Что до вин, то дворецкий предлагал «дорогим гостям» лучшие напитки, но они как-то слишком быстро кончались, хотя далеко не все успевали их даже попробовать.
Грэшем с грустью смотрел на странную, подозрительного цвета жидкость в своем кубке, размышляя о том, как бы ее не выпить и в то же время соблюсти приличия. Королева пока не приставала к нему, но впереди маячили танцы, и она еще могла с лихвой восполнить свое «упущение».
— Граф Лейстер шел прямо на тебя, как будто тебя тут нет, а граф Эссекс демонстративно повернулся к тебе спиной, — заметил Джордж.
— Они ревнуют, вот и все, — махнул рукой Грэшем, еще не пьяный, но расслабившийся и почувствовавший легкость. — Они боятся, что королева поймет, насколько я лучший любовник по сравнению с ними. — Он поставил перед собой цель напиться по-настоящему, и как раз в это время кто-то подошел к нему сзади и заговорил так, будто прочел его мысли:
— Не надо сегодня пить слишком много. Вам еще может понадобиться ваш разум.
Черные глаза сэра Фрэнсиса Уолсингема смотрели все так же проницательно, и рамки придворной любезности по прежнему не могли скрыть силы и властности, присущей этому человеку. Грэшема поразило его внезапное появление здесь. Уолсингем обычно избегал увеселений, предпочитая проводить вечера в тишине своего дома в Барнсе.
— Сэр Фрэнсис! — воскликнул он, маскируя поклоном свое смущение. Джордж тут же куда-то исчез, а Манион оказался на таком расстоянии, откуда он мог наблюдать за происходящим, не слыша ни единого слова.
Какая-то игривая молодая дама, делавшая вид, будто хочет ускользнуть от навязчивого кавалера, случайно оказалась между двумя мужчинами, но, увидев Уолсингема, побледнела, пролепетала извинения и поспешно удалилась. Мало кто при дворе мог внушать людям такой страх, как он.
Появился наконец и посол. Действительно, как предсказывал Джордж, неказистый, в будничной одежде. Он стоял с глупой улыбкой на лице, пока слуга торжественно докладывал о его появлении. Уолсингем бросил повелительный взгляд на Грэшема.
— Пойдемте, — сказал он. — Речи будут продолжаться еще долго, а ее величество не появится здесь еще полчаса (именно столько времени нам всем следует здесь находиться).
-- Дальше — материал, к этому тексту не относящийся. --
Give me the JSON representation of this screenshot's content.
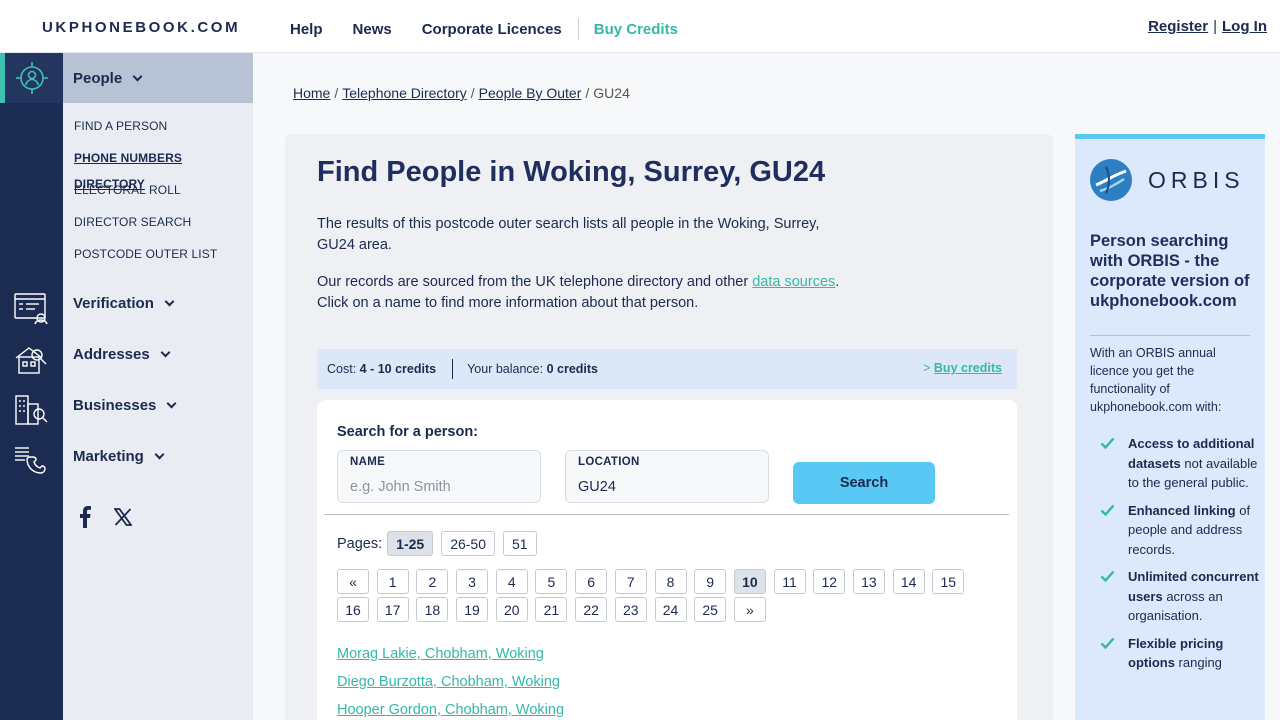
{
  "header": {
    "logo": "UKPHONEBOOK.COM",
    "nav": [
      "Help",
      "News",
      "Corporate Licences"
    ],
    "buy_credits": "Buy Credits",
    "register": "Register",
    "separator": "|",
    "login": "Log In"
  },
  "sidebar": {
    "section": "People",
    "sub_items": [
      "FIND A PERSON",
      "PHONE NUMBERS DIRECTORY",
      "ELECTORAL ROLL",
      "DIRECTOR SEARCH",
      "POSTCODE OUTER LIST"
    ],
    "categories": [
      "Verification",
      "Addresses",
      "Businesses",
      "Marketing"
    ]
  },
  "breadcrumb": {
    "home": "Home",
    "directory": "Telephone Directory",
    "outer": "People By Outer",
    "current": "GU24",
    "sep": "/"
  },
  "main": {
    "title": "Find People in Woking, Surrey, GU24",
    "intro": "The results of this postcode outer search lists all people in the Woking, Surrey, GU24 area.",
    "records_prefix": "Our records are sourced from the UK telephone directory and other ",
    "records_link": "data sources",
    "records_suffix": ".",
    "click_text": "Click on a name to find more information about that person.",
    "cost_label": "Cost: ",
    "cost_value": "4 - 10 credits",
    "balance_label": "Your balance: ",
    "balance_value": "0 credits",
    "buy_prefix": "> ",
    "buy_link": "Buy credits"
  },
  "search": {
    "heading": "Search for a person:",
    "name_label": "NAME",
    "name_placeholder": "e.g. John Smith",
    "location_label": "LOCATION",
    "location_value": "GU24",
    "button": "Search"
  },
  "pagination": {
    "label": "Pages:",
    "ranges": [
      "1-25",
      "26-50",
      "51"
    ],
    "active_range": "1-25",
    "first": "«",
    "last": "»",
    "pages": [
      "1",
      "2",
      "3",
      "4",
      "5",
      "6",
      "7",
      "8",
      "9",
      "10",
      "11",
      "12",
      "13",
      "14",
      "15",
      "16",
      "17",
      "18",
      "19",
      "20",
      "21",
      "22",
      "23",
      "24",
      "25"
    ],
    "current": "10"
  },
  "people": [
    "Morag Lakie, Chobham, Woking",
    "Diego Burzotta, Chobham, Woking",
    "Hooper Gordon, Chobham, Woking"
  ],
  "ad": {
    "brand": "ORBIS",
    "heading": "Person searching with ORBIS - the corporate version of ukphonebook.com",
    "intro": "With an ORBIS annual licence you get the functionality of ukphonebook.com with:",
    "features": [
      {
        "bold": "Access to additional datasets",
        "rest": " not available to the general public."
      },
      {
        "bold": "Enhanced linking",
        "rest": " of people and address records."
      },
      {
        "bold": "Unlimited concurrent users",
        "rest": " across an organisation."
      },
      {
        "bold": "Flexible pricing options",
        "rest": " ranging"
      }
    ]
  },
  "colors": {
    "navy": "#1c2b52",
    "teal": "#35b8a8",
    "button": "#5ac8f5"
  }
}
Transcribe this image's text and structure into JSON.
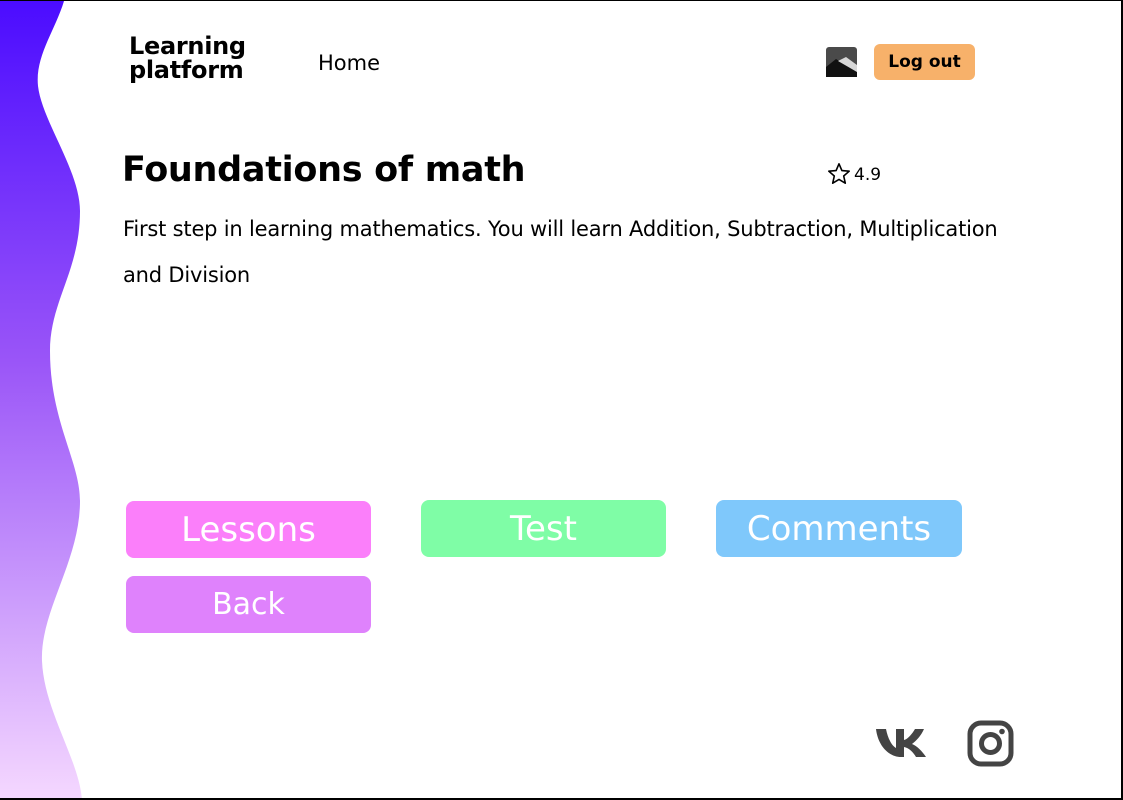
{
  "header": {
    "logo_line1": "Learning",
    "logo_line2": "platform",
    "nav_home": "Home",
    "logout_label": "Log out"
  },
  "course": {
    "title": "Foundations of math",
    "rating": "4.9",
    "description": "First step in learning mathematics. You will learn Addition, Subtraction, Multiplication and Division"
  },
  "buttons": {
    "lessons": "Lessons",
    "test": "Test",
    "comments": "Comments",
    "back": "Back"
  },
  "colors": {
    "logout": "#f7b16a",
    "lessons": "#fb7ffa",
    "test": "#7ffda6",
    "comments": "#7fc8fb",
    "back": "#df82fc",
    "wave_top": "#4b0cff",
    "wave_bottom": "#f5d8ff"
  },
  "icons": {
    "avatar": "image-placeholder-icon",
    "rating": "star-outline-icon",
    "vk": "vk-logo-icon",
    "instagram": "instagram-logo-icon"
  }
}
Он показал молодому человеку на дверь в смежную комнату, где у горящего камина располагался столик со свечами и два стула. Уолсингем явно все подготовил заранее. Старомодный широкий плащ, подбитый мехом, подчеркивал худобу старого, но властного человека. Жестом он указал Грэшему на стул и сел сам.
На столе стояло подогретое вино, хотя было неясно, кто и когда успел его приготовить.
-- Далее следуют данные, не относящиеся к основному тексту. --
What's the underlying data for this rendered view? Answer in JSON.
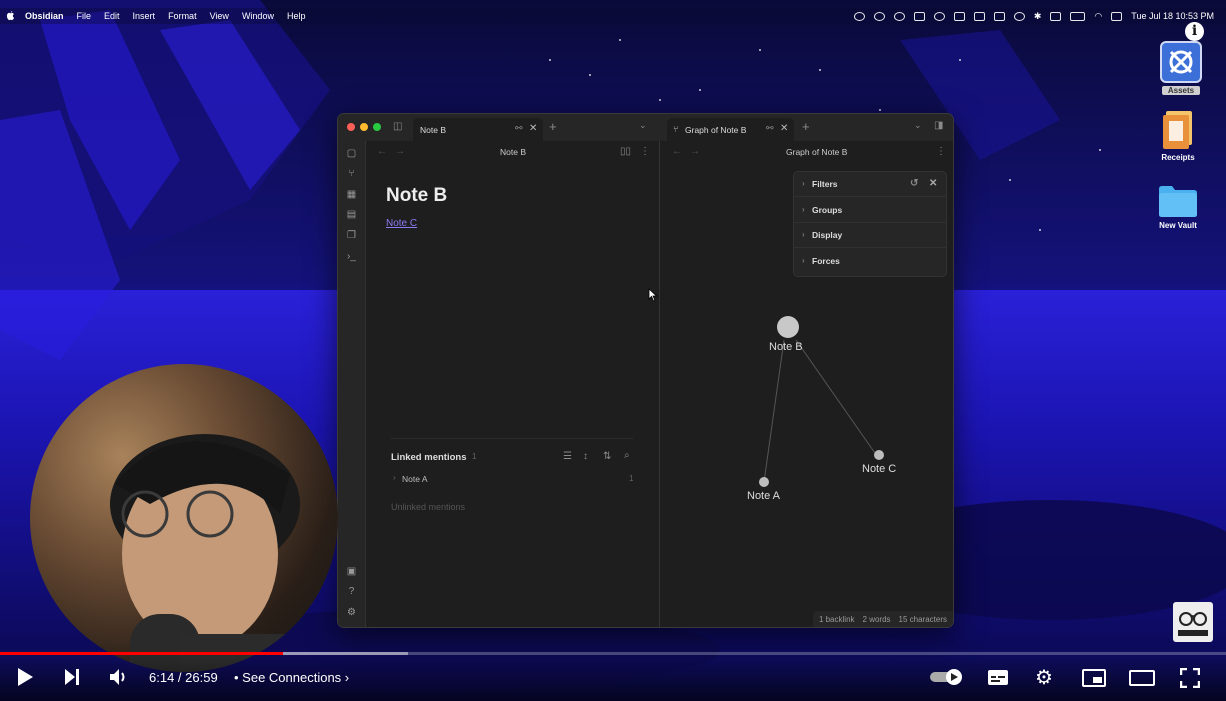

— Я вас благодарю за то, что вы уже сделали и продолжаете делать, — заговорил старик, наполняя кубки, — ведь вы при этом рискуете.
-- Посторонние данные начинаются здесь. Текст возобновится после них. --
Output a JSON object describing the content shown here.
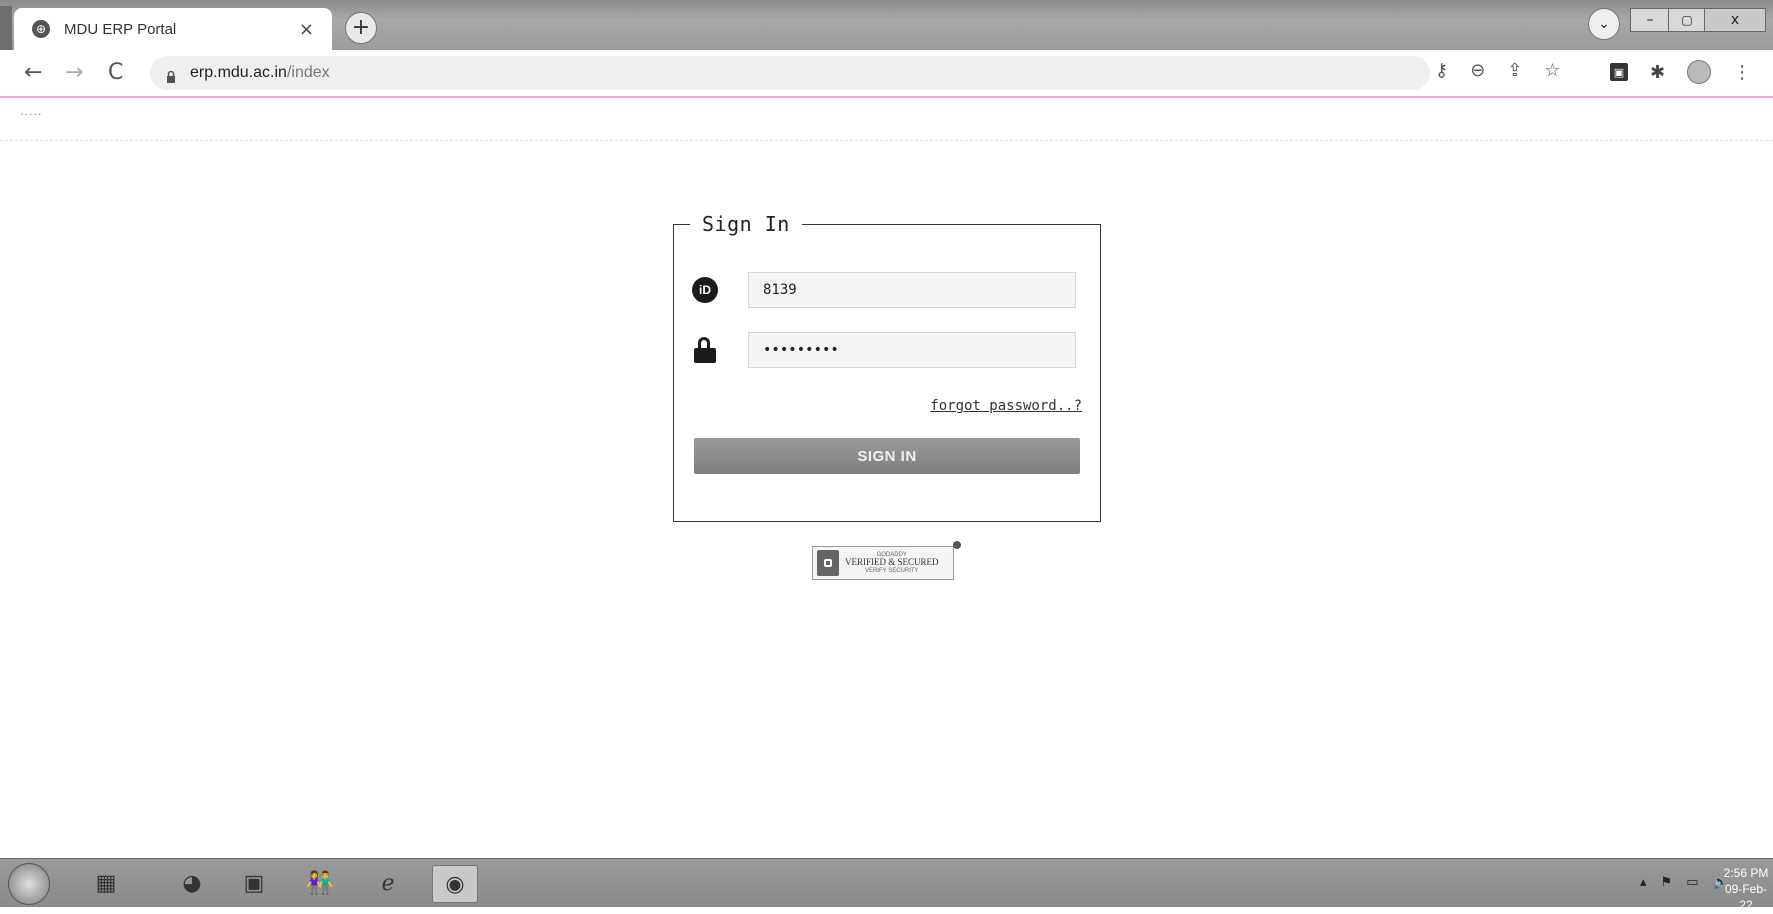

— Риск меня устраивает, милорд, — отвечал Грэшем. — Меня беспокоит одно — я слишком мало знаю о том, чего ради мне предлагают выполнить то или другое.
— Я всю жизнь стремился как можно больше знать, — ответил Уолсингем. — Я полагал: знание — корень реальной власти. Теперь же я понял: самую надежную защиту часто дает незнание. Слишком большие знания мешают нам быстро принять решение, заставляя нас чересчур много думать. Умерьте вашу молодую жажду познания. Если бы кому-то из людей возможно было знать все!
Грэшем не стал продолжать спор. Он знал: спорить с Уолсингемом бесполезно. Имело смысл лишь слушать его доводы, чтобы потом исполнить его поручения (если удастся их исполнить). И слишком многие люди, те, кто не мог или не хотел следовать его распоряжениям, лежали теперь на дне Темзы, так что у его агентов не осталось никаких иллюзий насчет свободы выбора.
— А видеть я вас хотел вот почему, — продолжал старик. — Сейчас мы наконец-то начали что-то предпринимать против наших врагов — после того как не стало проклятой проходимки.
Уолсингем говорил спокойно, но Грэшем знал всю силу его ненависти к Марии Стюарт. Этот человек был не из тех, кто боялся, что ее казнь спровоцирует войну между Испанией и Англией. Для него Мария являлась знаменем всех католиков в Европе и в самой Англии, которые только и ждали удобного случая, чтобы попытаться уничтожить Елизавету и протестантов.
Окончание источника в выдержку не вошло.